THE man responsible for the 2009 stabbing death of a woman in West Vancouver's Lighthouse Park has been handed a 10-and-a-half year sentence.

Alexander Lawrence LaGlace, 49, who pleaded guilty to manslaughter last year for the killing of Tammy Lynn Cordone, heard his sentence in Supreme Court on Thursday.

Because LaGlace has been in custody since his 2010 arrest, he will only serve another four years and three months. The federal government passed the Truth in Sentencing Act later that year, which formally ended the common practice of judges allowing time served in pre-trial custody to count double towards prison sentences.

Crown and defence counsel had agreed that a total sentence of 10 to 12 years less time already served would be appropriate.

LaGlace admitted to being responsible for stabbing Cordone in the chest 19 times as she lay in a tent the homeless couple were sharing in a remote area of Lighthouse Park. LaGlace later called 9-1-1 and reported finding Cordone's body, though he appeared intoxicated and emotionally flat as he denied his involvement to police. It was only after he admitted to an undercover officer posing as a crime boss that he'd killed Cordone months later that police made an arrest.

Despite taking into consideration LaGlace's past with alcoholism, drug addiction, mental illness, early childhood neglect and troubled upbringing, Justice Terry Schultes said LaGlace's moral culpability for the crime was high.

Making matters worse, toxicology tests from Cordone's blood showed she would have been conscious but severely impaired by alcohol and prescription drugs and defenceless at the time of the attack.

The two had a "fractious" relationship the judge said, but no motive for the killing ever emerged other than "she would freak out at him because she did not want to be left alone," when LaGlace wanted to busk with his guitar for money.

LaGlace had spent the better part of the 10 years prior to the crime living in a forensic psychiatric hospital in Port Coquitlam.

He had only been released six months before killing Cordone.

Despite living marginalized and homeless, Cordone's relationships with her family were no less important, and her family's suffering is no less severe, Schultes said.

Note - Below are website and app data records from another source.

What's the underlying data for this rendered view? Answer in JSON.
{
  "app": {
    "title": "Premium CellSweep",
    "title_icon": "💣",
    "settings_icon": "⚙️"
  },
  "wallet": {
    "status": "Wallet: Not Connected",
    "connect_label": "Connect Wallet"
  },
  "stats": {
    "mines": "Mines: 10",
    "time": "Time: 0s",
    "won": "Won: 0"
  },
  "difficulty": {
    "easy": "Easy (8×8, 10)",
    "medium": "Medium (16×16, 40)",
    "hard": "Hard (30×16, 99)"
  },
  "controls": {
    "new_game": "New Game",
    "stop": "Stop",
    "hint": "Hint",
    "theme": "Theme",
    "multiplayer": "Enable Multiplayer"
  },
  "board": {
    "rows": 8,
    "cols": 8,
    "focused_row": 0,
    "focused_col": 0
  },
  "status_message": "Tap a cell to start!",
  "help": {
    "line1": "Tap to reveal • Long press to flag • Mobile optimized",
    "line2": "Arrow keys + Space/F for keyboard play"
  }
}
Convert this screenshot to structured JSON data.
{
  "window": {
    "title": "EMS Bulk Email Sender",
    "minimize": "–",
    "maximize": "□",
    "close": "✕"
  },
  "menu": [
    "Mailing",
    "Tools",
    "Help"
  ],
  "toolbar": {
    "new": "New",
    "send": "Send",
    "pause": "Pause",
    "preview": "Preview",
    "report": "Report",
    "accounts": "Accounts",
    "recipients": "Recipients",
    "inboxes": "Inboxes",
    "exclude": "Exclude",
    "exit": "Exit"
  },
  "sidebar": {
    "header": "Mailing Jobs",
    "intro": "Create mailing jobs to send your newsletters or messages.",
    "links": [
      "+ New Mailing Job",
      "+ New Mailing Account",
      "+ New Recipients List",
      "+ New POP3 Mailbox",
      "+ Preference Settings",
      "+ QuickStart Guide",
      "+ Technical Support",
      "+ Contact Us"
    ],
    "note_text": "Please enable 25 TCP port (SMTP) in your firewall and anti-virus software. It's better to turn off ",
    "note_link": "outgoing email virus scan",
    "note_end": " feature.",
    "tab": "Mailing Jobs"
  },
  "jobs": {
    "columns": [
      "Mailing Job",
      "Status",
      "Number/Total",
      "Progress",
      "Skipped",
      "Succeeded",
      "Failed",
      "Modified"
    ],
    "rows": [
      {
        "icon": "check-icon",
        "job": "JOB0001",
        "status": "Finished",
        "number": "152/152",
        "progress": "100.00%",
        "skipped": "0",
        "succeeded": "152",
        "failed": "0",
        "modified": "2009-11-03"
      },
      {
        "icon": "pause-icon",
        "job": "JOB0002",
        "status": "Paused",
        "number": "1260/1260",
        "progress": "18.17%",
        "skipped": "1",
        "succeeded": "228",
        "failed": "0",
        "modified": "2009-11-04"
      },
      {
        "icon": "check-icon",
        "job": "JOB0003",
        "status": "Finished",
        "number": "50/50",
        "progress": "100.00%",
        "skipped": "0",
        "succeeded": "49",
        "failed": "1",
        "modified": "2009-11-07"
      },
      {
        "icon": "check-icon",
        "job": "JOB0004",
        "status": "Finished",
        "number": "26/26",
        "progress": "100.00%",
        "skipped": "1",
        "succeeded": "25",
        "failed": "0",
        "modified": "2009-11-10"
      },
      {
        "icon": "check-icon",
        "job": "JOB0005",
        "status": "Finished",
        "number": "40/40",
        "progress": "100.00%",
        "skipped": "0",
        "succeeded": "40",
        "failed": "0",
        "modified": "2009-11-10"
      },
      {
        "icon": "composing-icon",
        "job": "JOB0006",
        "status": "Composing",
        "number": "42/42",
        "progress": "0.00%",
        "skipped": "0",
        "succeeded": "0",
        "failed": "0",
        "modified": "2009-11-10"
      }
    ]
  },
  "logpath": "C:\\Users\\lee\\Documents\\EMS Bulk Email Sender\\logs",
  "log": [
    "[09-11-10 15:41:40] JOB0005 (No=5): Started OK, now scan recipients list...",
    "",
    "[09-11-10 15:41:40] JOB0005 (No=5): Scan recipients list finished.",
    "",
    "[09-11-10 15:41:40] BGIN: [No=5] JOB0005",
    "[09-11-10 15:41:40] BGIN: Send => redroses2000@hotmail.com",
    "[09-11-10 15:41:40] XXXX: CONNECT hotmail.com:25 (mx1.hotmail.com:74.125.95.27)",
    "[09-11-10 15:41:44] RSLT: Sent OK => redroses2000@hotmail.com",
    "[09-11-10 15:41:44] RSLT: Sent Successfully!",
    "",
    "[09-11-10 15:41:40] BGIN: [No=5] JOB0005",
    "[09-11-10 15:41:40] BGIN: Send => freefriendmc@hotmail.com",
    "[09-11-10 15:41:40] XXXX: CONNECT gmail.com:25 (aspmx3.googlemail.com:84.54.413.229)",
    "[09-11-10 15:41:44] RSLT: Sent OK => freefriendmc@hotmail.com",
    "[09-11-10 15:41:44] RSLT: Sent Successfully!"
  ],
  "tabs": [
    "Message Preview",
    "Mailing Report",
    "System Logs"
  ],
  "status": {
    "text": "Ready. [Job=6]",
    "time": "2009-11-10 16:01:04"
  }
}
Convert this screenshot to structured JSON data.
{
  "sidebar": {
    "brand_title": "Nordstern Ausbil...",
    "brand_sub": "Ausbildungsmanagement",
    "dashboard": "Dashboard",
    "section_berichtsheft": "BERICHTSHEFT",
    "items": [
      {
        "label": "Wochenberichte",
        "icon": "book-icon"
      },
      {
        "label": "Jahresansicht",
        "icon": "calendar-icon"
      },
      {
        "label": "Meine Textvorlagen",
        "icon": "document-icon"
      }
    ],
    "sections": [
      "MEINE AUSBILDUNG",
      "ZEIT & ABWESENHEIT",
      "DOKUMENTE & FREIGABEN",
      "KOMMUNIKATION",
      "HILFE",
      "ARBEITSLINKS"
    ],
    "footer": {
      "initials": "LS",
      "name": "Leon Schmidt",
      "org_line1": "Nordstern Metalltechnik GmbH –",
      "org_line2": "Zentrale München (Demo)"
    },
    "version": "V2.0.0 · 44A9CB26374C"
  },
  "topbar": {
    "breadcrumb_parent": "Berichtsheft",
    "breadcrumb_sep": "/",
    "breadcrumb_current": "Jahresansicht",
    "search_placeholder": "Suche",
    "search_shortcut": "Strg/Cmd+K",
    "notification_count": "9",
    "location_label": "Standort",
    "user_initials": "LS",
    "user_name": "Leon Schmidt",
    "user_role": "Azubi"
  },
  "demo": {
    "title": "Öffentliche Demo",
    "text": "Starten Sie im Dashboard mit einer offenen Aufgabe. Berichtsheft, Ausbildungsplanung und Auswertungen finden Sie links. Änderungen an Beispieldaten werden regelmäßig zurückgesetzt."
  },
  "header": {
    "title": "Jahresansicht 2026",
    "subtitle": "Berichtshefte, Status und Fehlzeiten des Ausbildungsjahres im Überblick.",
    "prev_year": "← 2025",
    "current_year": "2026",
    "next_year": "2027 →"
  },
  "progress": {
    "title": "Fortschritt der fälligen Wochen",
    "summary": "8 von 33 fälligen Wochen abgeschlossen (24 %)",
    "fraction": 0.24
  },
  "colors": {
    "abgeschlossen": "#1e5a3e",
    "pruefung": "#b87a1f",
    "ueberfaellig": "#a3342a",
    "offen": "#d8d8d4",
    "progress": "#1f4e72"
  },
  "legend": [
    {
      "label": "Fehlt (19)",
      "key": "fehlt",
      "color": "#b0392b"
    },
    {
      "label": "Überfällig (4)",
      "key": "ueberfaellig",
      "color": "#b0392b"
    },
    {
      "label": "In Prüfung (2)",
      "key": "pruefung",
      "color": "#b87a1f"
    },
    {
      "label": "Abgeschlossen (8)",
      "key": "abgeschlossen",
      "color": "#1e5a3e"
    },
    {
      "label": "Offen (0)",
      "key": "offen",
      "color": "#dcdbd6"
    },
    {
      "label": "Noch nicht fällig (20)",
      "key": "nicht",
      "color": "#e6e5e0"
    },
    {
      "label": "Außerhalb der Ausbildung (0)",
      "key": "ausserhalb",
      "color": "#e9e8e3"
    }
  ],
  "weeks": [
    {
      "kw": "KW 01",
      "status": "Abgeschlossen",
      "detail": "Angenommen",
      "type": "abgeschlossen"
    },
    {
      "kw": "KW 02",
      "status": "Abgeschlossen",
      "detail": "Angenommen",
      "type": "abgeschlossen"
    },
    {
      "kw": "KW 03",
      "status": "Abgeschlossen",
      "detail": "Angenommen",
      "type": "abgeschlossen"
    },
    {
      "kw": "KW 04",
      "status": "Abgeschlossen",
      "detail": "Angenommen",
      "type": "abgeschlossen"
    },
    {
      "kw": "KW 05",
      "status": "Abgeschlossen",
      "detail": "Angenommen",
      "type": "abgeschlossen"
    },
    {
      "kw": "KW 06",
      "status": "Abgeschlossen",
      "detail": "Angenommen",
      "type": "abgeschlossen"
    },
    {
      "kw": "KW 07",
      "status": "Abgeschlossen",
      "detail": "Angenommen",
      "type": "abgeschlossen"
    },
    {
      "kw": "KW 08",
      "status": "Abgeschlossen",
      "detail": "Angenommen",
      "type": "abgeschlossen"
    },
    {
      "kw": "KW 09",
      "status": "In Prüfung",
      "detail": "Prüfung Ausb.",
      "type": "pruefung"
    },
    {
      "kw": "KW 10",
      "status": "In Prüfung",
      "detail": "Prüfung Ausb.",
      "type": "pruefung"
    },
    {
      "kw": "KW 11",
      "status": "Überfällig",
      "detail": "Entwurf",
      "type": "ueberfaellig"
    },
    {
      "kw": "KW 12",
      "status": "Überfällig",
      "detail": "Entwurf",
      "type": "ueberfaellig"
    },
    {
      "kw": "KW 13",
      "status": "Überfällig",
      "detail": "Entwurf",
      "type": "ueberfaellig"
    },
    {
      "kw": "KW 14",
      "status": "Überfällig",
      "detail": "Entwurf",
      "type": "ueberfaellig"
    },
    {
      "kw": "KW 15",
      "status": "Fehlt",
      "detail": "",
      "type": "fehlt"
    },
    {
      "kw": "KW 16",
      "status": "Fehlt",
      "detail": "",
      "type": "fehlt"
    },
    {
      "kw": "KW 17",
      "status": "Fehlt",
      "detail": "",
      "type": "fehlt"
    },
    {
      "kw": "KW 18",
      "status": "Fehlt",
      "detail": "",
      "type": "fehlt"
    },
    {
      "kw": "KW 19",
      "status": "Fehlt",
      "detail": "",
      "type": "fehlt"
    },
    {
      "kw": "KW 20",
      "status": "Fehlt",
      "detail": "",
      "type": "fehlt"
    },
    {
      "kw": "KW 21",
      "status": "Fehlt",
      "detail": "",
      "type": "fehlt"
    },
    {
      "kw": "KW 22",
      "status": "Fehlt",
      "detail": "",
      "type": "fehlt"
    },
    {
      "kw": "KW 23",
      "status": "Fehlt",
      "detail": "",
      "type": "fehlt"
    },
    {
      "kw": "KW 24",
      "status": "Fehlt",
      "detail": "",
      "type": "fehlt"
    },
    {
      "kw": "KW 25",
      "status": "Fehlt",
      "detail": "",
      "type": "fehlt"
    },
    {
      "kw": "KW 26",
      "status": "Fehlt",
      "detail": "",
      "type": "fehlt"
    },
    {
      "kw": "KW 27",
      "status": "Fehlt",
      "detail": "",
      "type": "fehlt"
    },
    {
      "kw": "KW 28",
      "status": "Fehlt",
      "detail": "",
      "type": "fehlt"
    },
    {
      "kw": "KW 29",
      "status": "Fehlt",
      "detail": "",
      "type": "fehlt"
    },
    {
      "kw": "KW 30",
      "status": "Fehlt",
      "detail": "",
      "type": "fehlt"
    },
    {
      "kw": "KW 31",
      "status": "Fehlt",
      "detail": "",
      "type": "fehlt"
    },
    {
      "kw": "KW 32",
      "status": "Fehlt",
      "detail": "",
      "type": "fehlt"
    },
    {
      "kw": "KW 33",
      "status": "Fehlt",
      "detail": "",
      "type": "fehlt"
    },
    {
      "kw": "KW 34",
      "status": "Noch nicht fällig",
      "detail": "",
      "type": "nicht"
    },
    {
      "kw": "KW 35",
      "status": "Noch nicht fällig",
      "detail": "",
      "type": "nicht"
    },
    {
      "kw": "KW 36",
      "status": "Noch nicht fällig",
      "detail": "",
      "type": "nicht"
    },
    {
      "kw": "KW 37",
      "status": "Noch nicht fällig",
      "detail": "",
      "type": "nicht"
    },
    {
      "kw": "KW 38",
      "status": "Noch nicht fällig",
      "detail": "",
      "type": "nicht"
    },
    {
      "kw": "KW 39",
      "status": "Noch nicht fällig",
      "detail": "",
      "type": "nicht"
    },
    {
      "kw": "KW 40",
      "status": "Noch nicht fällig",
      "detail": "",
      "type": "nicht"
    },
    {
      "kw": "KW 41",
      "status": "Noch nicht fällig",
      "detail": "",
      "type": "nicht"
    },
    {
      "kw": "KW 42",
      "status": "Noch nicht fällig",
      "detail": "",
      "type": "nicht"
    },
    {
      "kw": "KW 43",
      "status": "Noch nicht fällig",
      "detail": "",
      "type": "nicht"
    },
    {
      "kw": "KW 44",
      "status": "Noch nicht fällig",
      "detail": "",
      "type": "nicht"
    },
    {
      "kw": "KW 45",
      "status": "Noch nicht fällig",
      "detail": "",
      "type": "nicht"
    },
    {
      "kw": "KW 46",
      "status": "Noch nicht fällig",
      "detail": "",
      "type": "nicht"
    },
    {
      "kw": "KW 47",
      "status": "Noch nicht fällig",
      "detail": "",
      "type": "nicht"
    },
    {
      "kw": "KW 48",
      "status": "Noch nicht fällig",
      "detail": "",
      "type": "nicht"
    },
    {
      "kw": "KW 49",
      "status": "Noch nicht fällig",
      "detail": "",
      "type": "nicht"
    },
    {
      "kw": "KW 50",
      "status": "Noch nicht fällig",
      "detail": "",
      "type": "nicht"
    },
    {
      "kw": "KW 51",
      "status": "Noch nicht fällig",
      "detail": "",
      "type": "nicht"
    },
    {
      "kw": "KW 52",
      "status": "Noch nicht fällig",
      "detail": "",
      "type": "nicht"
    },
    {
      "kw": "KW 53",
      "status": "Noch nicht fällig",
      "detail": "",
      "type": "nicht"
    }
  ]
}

Just three weeks before her death, Cordone had a lengthy and warm phone call with her sister in Ontario.

But, Schultes acknowledged that LaGlace had pleaded guilty and shown remorse for the crime.

LaGlace, who is a First Nations man, was adopted by a non-aboriginal family as an infant because of severe neglect by his birth parents. He was raised with no connection to his aboriginal culture and grew up experiencing racism and the feeling of being an outsider. He has shown an interest in reconnecting with his culture as part of rehabilitative measures in prison, the judge noted.

LaGlace has not posed any behavioural difficulties since he has been in jail, other than one incident of possibly making "home brew" in his cell - though Schultes said that may have been a case of leftover juice fermenting in its container.

LaGlace will be eligible to apply for parole after serving one-third of his remaining sentence. Crown lawyer Nicole Gregoire had requested that he not be eligible for parole until reaching the halfway mark.